Clubs fiddle the numbers on Norwegian poll
Australian Churches Gambling Taskforce Chair, the Rev. Tim Costello, said Clubs Australia has continued its campaign of deception and misinformation, this time misquoting Norwegian research in an attempt to mislead the public on measures that will limit the impact of poker machine addiction.
Mr Costello said the Norsk Tipping report at the heart of today’s Daily Telegraph story actually says that between 2005 and 2010 the proportion of the Norwegian population with no or low risk of gambling problems increased from 94.7% to 95.6%.
Over that same period, the proportion of the Norwegian population with moderate or high gambling problems decreased from 5.3% to 4.4%.
Movements between 2008 and 2010 in the ‘compulsive gambler’ category are within the standard error, and are therefore not significant in statistical terms. In other words, no difference can be discerned.
However, the number of those without any problem was significantly less in 2010 as compared to 2008, statistically speaking.
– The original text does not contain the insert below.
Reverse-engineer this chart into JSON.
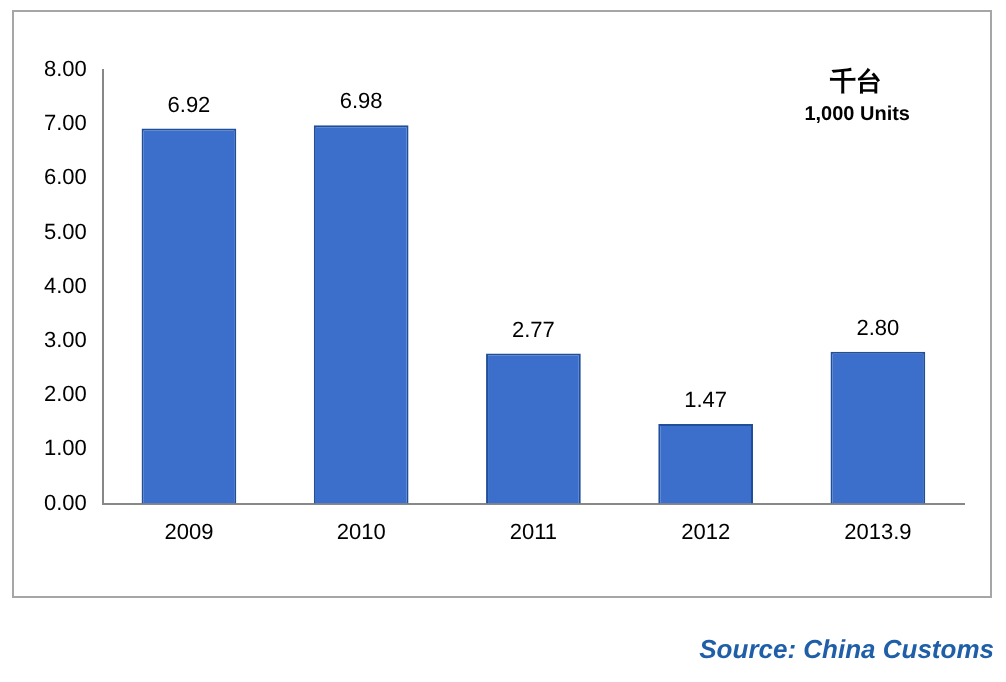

Between 2009 and 2010 the number of Norwegians using off-shore internet gambling declined from 190,000 to 160,000.
“These are really encouraging statistics,” Mr Costello said.
“But many clubs and hotels stand to lose millions as mandatory pre commitment measures limit the losses of people with a gambling problem.
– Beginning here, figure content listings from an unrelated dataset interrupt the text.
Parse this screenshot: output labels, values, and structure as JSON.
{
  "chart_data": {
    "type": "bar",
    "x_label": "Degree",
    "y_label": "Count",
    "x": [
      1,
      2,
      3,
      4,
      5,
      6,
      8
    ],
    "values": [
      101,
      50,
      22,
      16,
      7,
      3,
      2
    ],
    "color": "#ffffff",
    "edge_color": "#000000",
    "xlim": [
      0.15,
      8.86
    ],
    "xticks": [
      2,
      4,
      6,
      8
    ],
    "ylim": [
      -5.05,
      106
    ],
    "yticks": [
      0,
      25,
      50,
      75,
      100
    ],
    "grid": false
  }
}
“Forty per cent of revenue from poker machines comes from people living with poker machine addiction.
“Australians spend 12 billion dollars a year on pokies. Only 600,000 Australians play poker machines at least weekly, and of those 95,000 are problem gamblers who lose on average up to $21,000 a year.
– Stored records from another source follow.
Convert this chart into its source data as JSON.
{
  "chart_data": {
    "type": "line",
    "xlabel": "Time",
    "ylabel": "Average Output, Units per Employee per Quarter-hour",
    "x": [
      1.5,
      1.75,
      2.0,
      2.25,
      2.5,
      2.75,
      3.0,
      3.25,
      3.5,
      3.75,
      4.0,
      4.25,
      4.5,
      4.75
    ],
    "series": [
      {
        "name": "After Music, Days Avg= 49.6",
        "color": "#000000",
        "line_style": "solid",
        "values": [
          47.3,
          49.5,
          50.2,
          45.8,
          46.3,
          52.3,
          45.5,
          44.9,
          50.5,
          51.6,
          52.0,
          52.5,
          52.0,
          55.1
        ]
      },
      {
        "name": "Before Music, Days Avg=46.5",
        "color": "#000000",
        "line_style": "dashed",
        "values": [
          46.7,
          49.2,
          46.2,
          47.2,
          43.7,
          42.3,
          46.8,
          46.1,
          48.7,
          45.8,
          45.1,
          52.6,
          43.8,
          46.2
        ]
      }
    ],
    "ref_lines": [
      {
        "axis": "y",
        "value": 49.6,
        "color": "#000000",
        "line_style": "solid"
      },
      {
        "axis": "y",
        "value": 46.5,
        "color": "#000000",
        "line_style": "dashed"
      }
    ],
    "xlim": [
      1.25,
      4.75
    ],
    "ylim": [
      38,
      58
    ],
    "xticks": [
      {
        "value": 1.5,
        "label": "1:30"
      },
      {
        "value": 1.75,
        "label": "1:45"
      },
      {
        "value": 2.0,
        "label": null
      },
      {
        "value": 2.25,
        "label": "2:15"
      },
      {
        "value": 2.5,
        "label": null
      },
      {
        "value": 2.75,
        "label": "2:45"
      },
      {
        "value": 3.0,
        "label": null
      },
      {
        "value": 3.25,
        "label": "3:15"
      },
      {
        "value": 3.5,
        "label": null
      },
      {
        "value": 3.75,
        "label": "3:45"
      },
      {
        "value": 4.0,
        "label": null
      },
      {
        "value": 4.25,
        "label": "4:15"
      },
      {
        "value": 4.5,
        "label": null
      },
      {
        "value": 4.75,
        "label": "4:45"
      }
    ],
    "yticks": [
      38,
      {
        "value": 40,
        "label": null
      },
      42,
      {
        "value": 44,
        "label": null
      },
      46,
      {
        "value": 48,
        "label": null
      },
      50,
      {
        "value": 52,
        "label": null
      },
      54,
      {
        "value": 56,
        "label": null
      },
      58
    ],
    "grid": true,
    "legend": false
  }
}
“Some lose a lot more. Another 95,000 are at risk of becoming problem gamblers. So pokies are a problem for around a third of regular players.
“The social costs are high, including relationship breakdown, mental health issues, unemployment, debt, financial hardship, theft and other crime, social isolation and all too often suicide, at a cost of around $4.7 billion annually.
“Of course not all clubs profit equally from problem gamblers. Only those clubs that depend on revenue from people living with a gambling problem will suffer significant losses.
“And most Australians are very uncomfortable with that.
“Polls consistently show a majority of Australians support measures that require poker machine players to decide ahead of time how much they are willing to lose when they play poker machines.
Mr Costello said, “These self-set limits can be as low or as high as the player wants. Mandatory pre commitment measures will, as part of a raft of measures, help gambling addicts who are ready to help themselves and prevent many from developing a problem.”
The Australian Churches Gambling Taskforce encourages the Government to hold its ground in the face of the industry’s campaign self interest.
Members of the Australian Churches Gambling Taskforce include the heads of Australian Christian Churches and the heads of their social services agencies nationally, united by a commitment to make poker machine gambling safer.